Jeffrey Ollie jeff at ocjtech.us
Thu Jul 10 13:53:14 CDT 2008


On Thu, Jul 10, 2008 at 12:45 PM, Lathrop Preston
<lathrop at prestonfam.org> wrote:
> Git might be useful however I think that
> the "normal" VCS system is much more suited to a developer shop model. We
> have developers, designers, and "production" people all working against
> common code bases. The Git model just seems to complicate the VC compared to
> say SVN if you are using it right. I can see how it might be useful in a
> distributed setup (still a bit wary) but the number of merges & conflicts
> that Git seems inclined to generate would be a pain in your average shop.

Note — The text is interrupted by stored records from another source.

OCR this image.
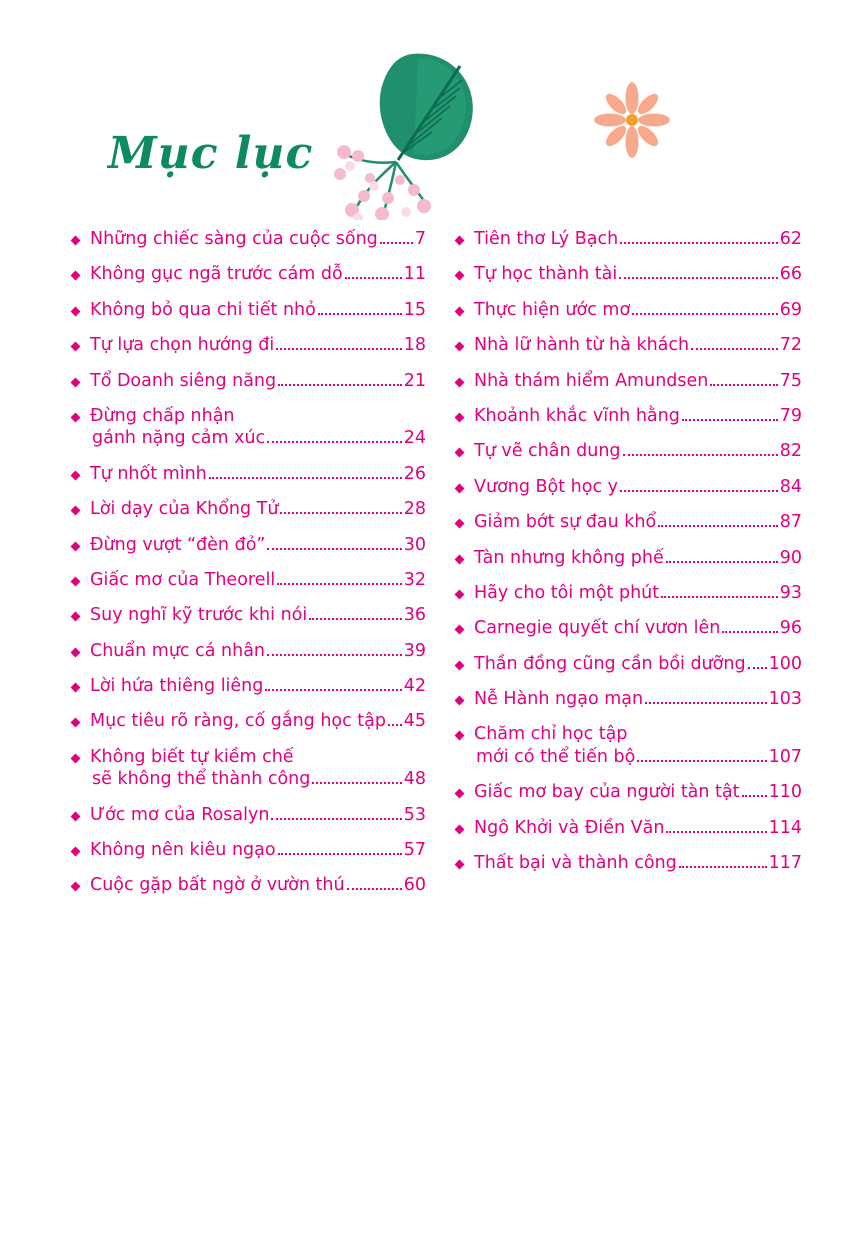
Mục lục
Những chiếc sàng của cuộc sống 7
Không gục ngã trước cám dỗ	11
Không bỏ qua chi tiết nhỏ	15
Tự lựa chọn hướng đi	18
Tổ Doanh siêng năng	21
Đừng chấp nhận
gánh nặng cảm xúc	24
Tự nhốt mình	26
Lời dạy của Khổng Tử	28
Đừng vượt “đèn đỏ”	30
Giấc mơ của Theorell	32
Suy nghĩ kỹ trước khi nói	36
Chuẩn mực cá nhân	39
Lời hứa thiêng liêng	42
Mục tiêu rõ ràng, cố gắng học tập 45
Không biết tự kiềm chế
sẽ không thể thành công	48
Ước mơ của Rosalyn	53
Không nên kiêu ngạo	57
Cuộc gặp bất ngờ ở vườn thú	60
Tiên thơ Lý Bạch	62
Tự học thành tài	66
Thực hiện ước mơ	69
Nhà lữ hành từ hà khách	72
Nhà thám hiểm Amundsen	75
Khoảnh khắc vĩnh hằng	79
Tự vẽ chân dung	82
Vương Bột học y	84
Giảm bớt sự đau khổ	87
Tàn nhưng không phế	90
Hãy cho tôi một phút	93
Carnegie quyết chí vươn lên	96
Thần đồng cũng cần bồi dưỡng 100
Nễ Hành ngạo mạn	103
Chăm chỉ học tập
mới có thể tiến bộ	107
Giấc mơ bay của người tàn tật 110
Ngô Khởi và Điền Văn	114
Thất bại và thành công	117
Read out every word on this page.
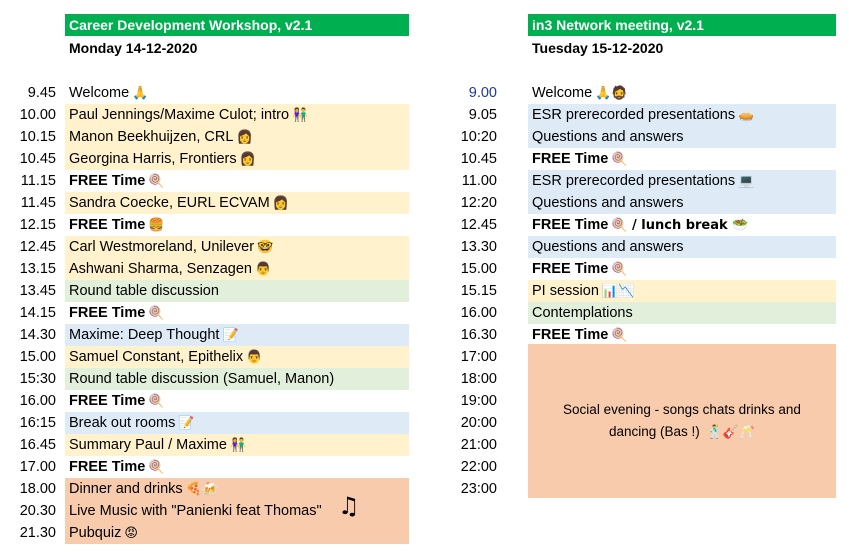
Career Development Workshop, v2.1
Monday 14-12-2020
9.45 Welcome 🙏
10.00 Paul Jennings/Maxime Culot; intro 👫
10.15 Manon Beekhuijzen, CRL 👩
10.45 Georgina Harris, Frontiers 👩
11.15 FREE Time 🍭
11.45 Sandra Coecke, EURL ECVAM 👩
12.15 FREE Time 🍔
12.45 Carl Westmoreland, Unilever 🤓
13.15 Ashwani Sharma, Senzagen 👨
13.45 Round table discussion
14.15 FREE Time 🍭
14.30 Maxime: Deep Thought 📝
15.00 Samuel Constant, Epithelix 👨
15:30 Round table discussion (Samuel, Manon)
16.00 FREE Time 🍭
16:15 Break out rooms 📝
16.45 Summary Paul / Maxime 👫
17.00 FREE Time 🍭
18.00 Dinner and drinks 🍕🍻
20.30 Live Music with "Panienki feat Thomas"
21.30 Pubquiz 😡
♫
in3 Network meeting, v2.1
Tuesday 15-12-2020
9.00 Welcome 🙏🧔
9.05 ESR prerecorded presentations 🥧
10:20 Questions and answers
10.45 FREE Time 🍭
11.00 ESR prerecorded presentations 💻
12:20 Questions and answers
12.45 FREE Time 🍭 / lunch break 🥗
13.30 Questions and answers
15.00 FREE Time 🍭
15.15 PI session 📊📉
16.00 Contemplations
16.30 FREE Time 🍭
17:00
18:00
19:00
20:00
21:00
22:00
23:00
Social evening - songs chats drinks and dancing (Bas !) 🕺🎸🥂
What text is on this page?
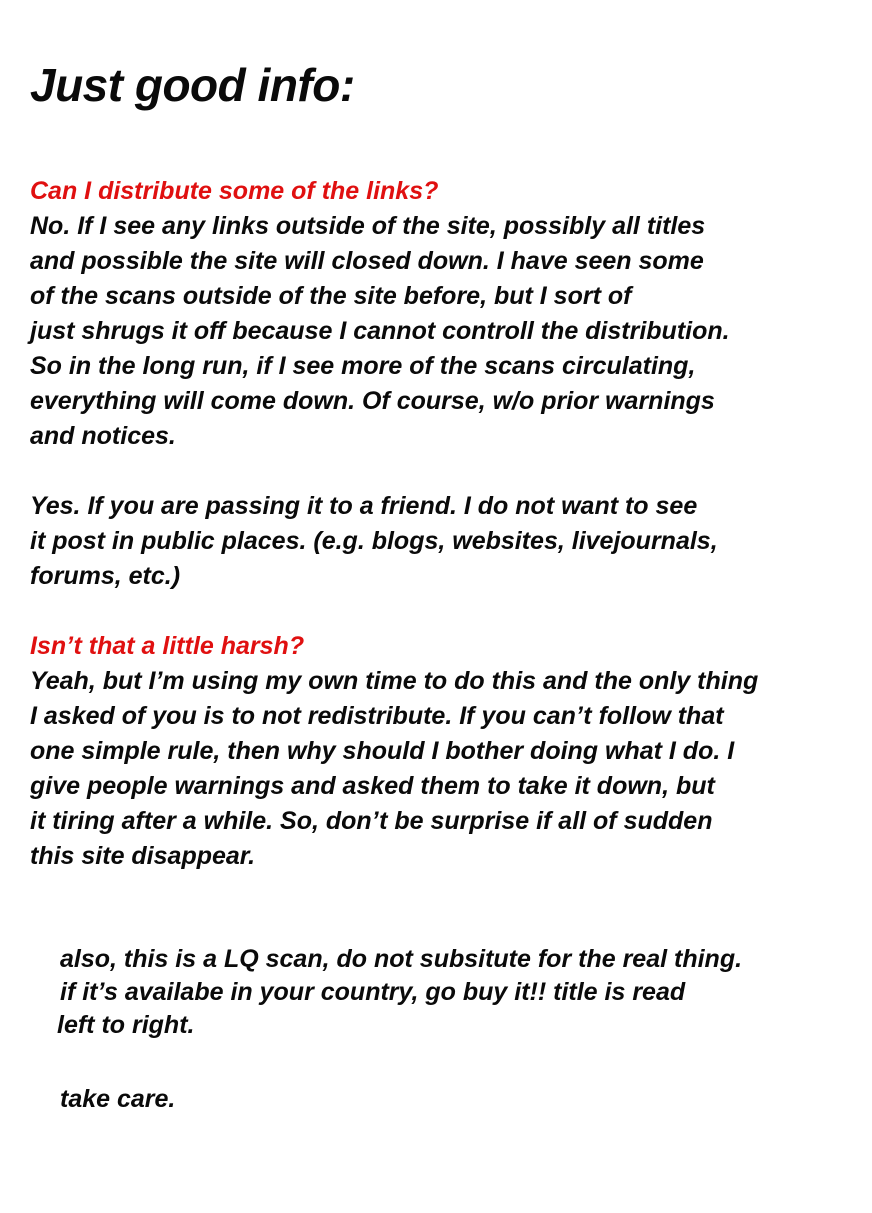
Just good info:

Can I distribute some of the links?

No. If I see any links outside of the site, possibly all titles
and possible the site will closed down. I have seen some
of the scans outside of the site before, but I sort of
just shrugs it off because I cannot controll the distribution.
So in the long run, if I see more of the scans circulating,
everything will come down. Of course, w/o prior warnings
and notices.
Yes. If you are passing it to a friend. I do not want to see
it post in public places. (e.g. blogs, websites, livejournals,
forums, etc.)

Isn’t that a little harsh?

Yeah, but I’m using my own time to do this and the only thing
I asked of you is to not redistribute. If you can’t follow that
one simple rule, then why should I bother doing what I do. I
give people warnings and asked them to take it down, but
it tiring after a while. So, don’t be surprise if all of sudden
this site disappear.
also, this is a LQ scan, do not subsitute for the real thing.
if it’s availabe in your country, go buy it!! title is read
left to right.

take care.
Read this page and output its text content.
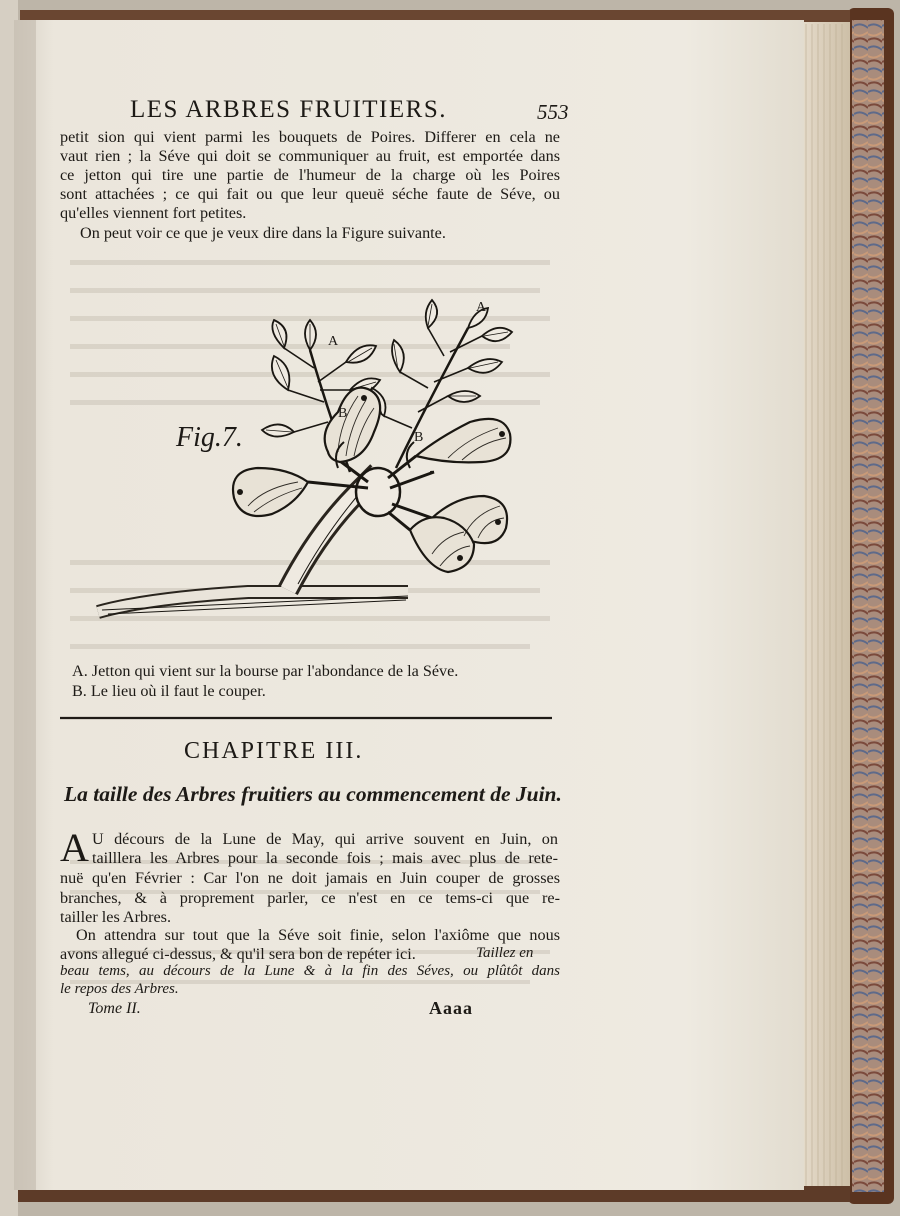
LES ARBRES FRUITIERS.	553
petit sion qui vient parmi les bouquets de Poires. Differer en cela ne
vaut rien ; la Séve qui doit se communiquer au fruit, est emportée dans
ce jetton qui tire une partie de l'humeur de la charge où les Poires
sont attachées ; ce qui fait ou que leur queuë séche faute de Séve, ou
qu'elles viennent fort petites.
On peut voir ce que je veux dire dans la Figure suivante.
Fig.7.
A
A
B
B
A. Jetton qui vient sur la bourse par l'abondance de la Séve.
B. Le lieu où il faut le couper.
CHAPITRE III.
La taille des Arbres fruitiers au commencement de Juin.
A U décours de la Lune de May, qui arrive souvent en Juin, on
tailllera les Arbres pour la seconde fois ; mais avec plus de rete-
nuë qu'en Février : Car l'on ne doit jamais en Juin couper de grosses
branches, & à proprement parler, ce n'est en ce tems-ci que re-
tailler les Arbres.
On attendra sur tout que la Séve soit finie, selon l'axiôme que nous
avons allegué ci-dessus, & qu'il sera bon de repéter ici.	Taillez en
beau tems, au décours de la Lune & à la fin des Séves, ou plûtôt dans
le repos des Arbres.
Tome II.	Aaaa
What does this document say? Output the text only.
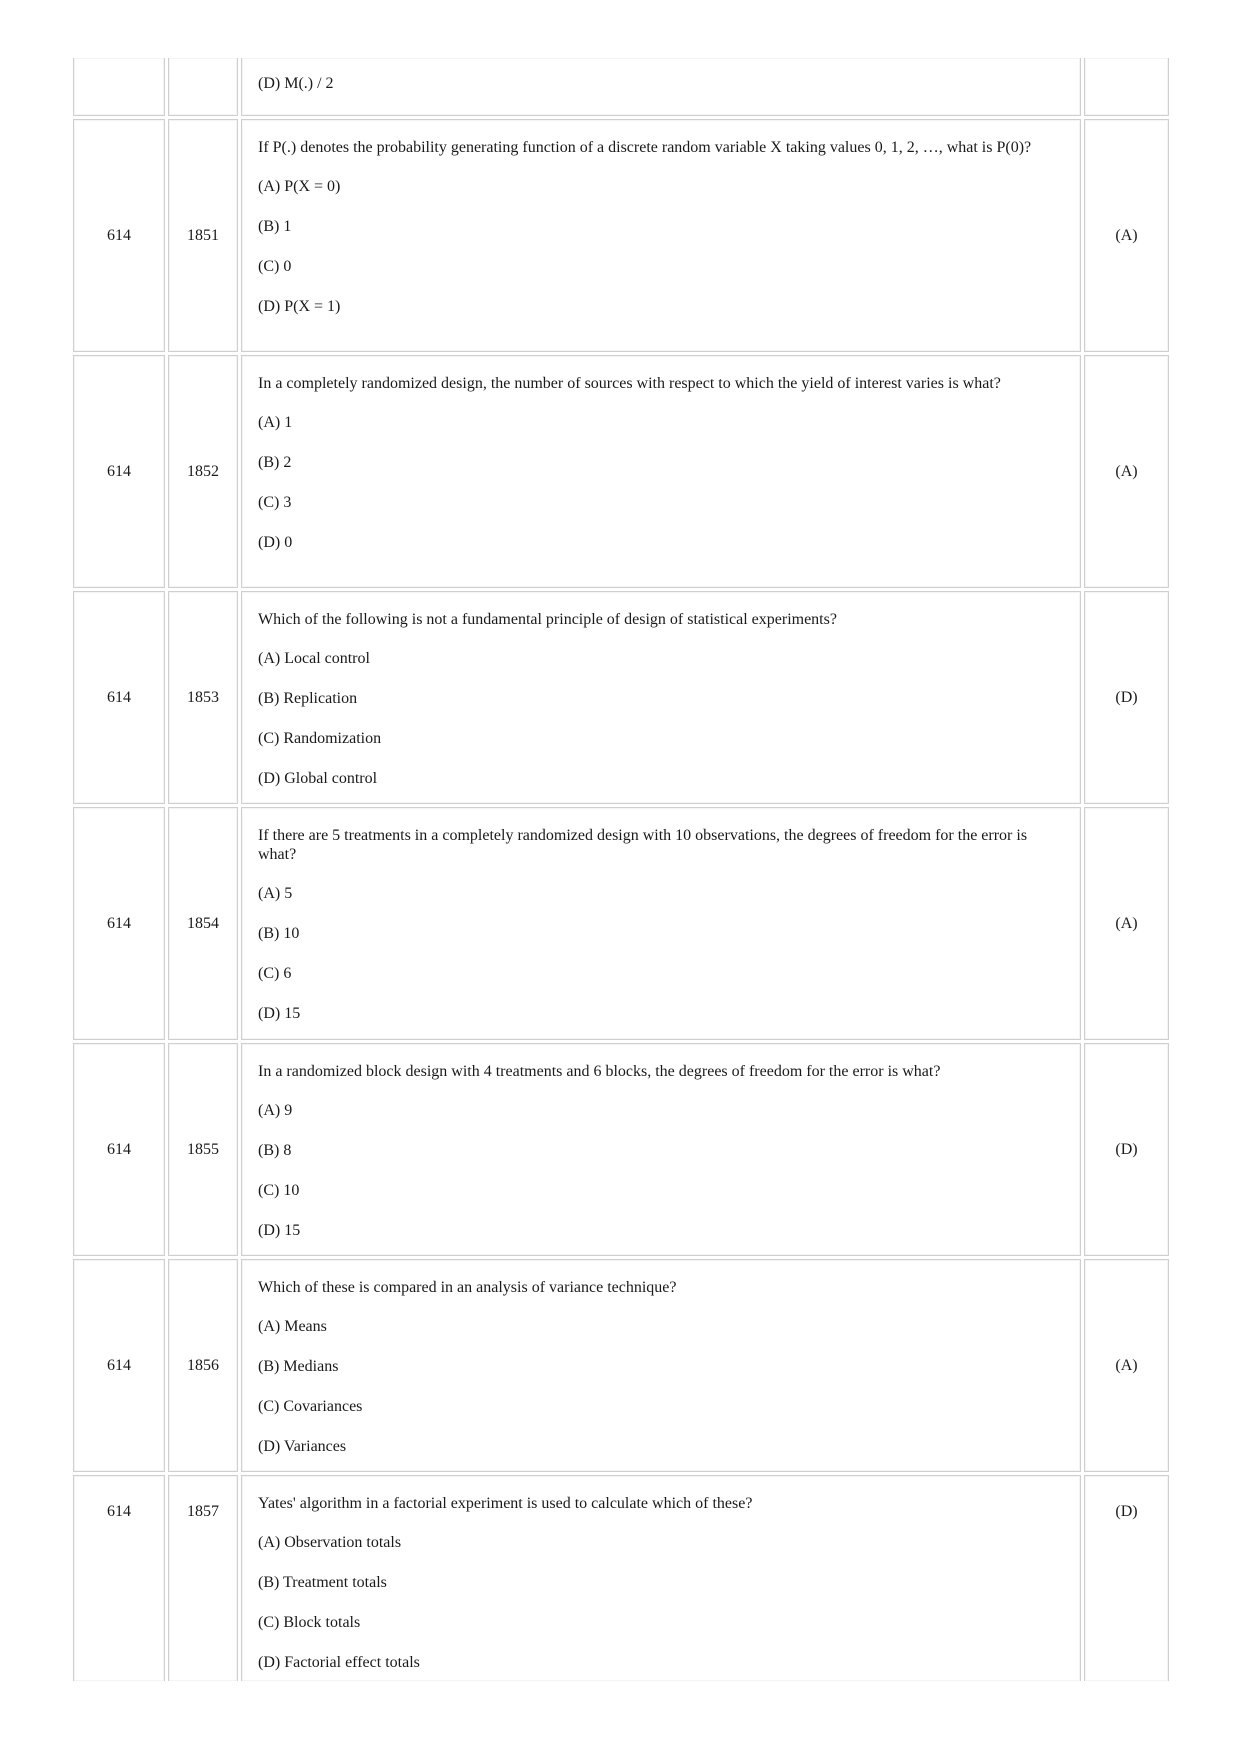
(D) M(.) / 2

614	1851

If P(.) denotes the probability generating function of a discrete random variable X taking values 0, 1, 2, …, what is P(0)?

(A) P(X = 0)

(B) 1

(C) 0

(D) P(X = 1)

(A)
614	1852

In a completely randomized design, the number of sources with respect to which the yield of interest varies is what?

(A) 1

(B) 2

(C) 3

(D) 0

(A)
614	1853

Which of the following is not a fundamental principle of design of statistical experiments?

(A) Local control

(B) Replication

(C) Randomization

(D) Global control

(D)
614	1854

If there are 5 treatments in a completely randomized design with 10 observations, the degrees of freedom for the error is what?

(A) 5

(B) 10

(C) 6

(D) 15

(A)
614	1855

In a randomized block design with 4 treatments and 6 blocks, the degrees of freedom for the error is what?

(A) 9

(B) 8

(C) 10

(D) 15

(D)
614	1856

Which of these is compared in an analysis of variance technique?

(A) Means

(B) Medians

(C) Covariances

(D) Variances

(A)
614	1857	Yates' algorithm in a factorial experiment is used to calculate which of these?

(A) Observation totals

(B) Treatment totals

(C) Block totals

(D) Factorial effect totals

(D)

*Git* doesn't generate conflicts. For that matter neither does CVS,
Subversion, Mercurial, Bazaar, Darcs, or whatever other VCS you can
come up with.

*Developers* generate conflicts. Developers generate conflicts when
two or more people edit the same sections of code.  What separates
VCSs is how good the VCS is at helping developers resolve those
conflicts.  CVS and Subversion SUCK at this.  The distributed VCSs do
much much better jobs at helping developers resolve the conflicts
because they keep track of the merges as well as the branches and use
that information to resolve conflicts.  And before you say that CVS
and Subversion don't have this problem, they do - you just don't
realize it.  CVS and Subversion effectively force you to merge your
local changes to the central repository on every commit and prevent
you from committing unless there are no conflicts.  Distributed VCSs
let the developer delay the need to merge until a time that is more
convenient to them.

I happen to believe that Git is one of the best tools out there for
managing source code, no matter the size of your shop.  The other
distributed VCSs do a good job too and may suit you better.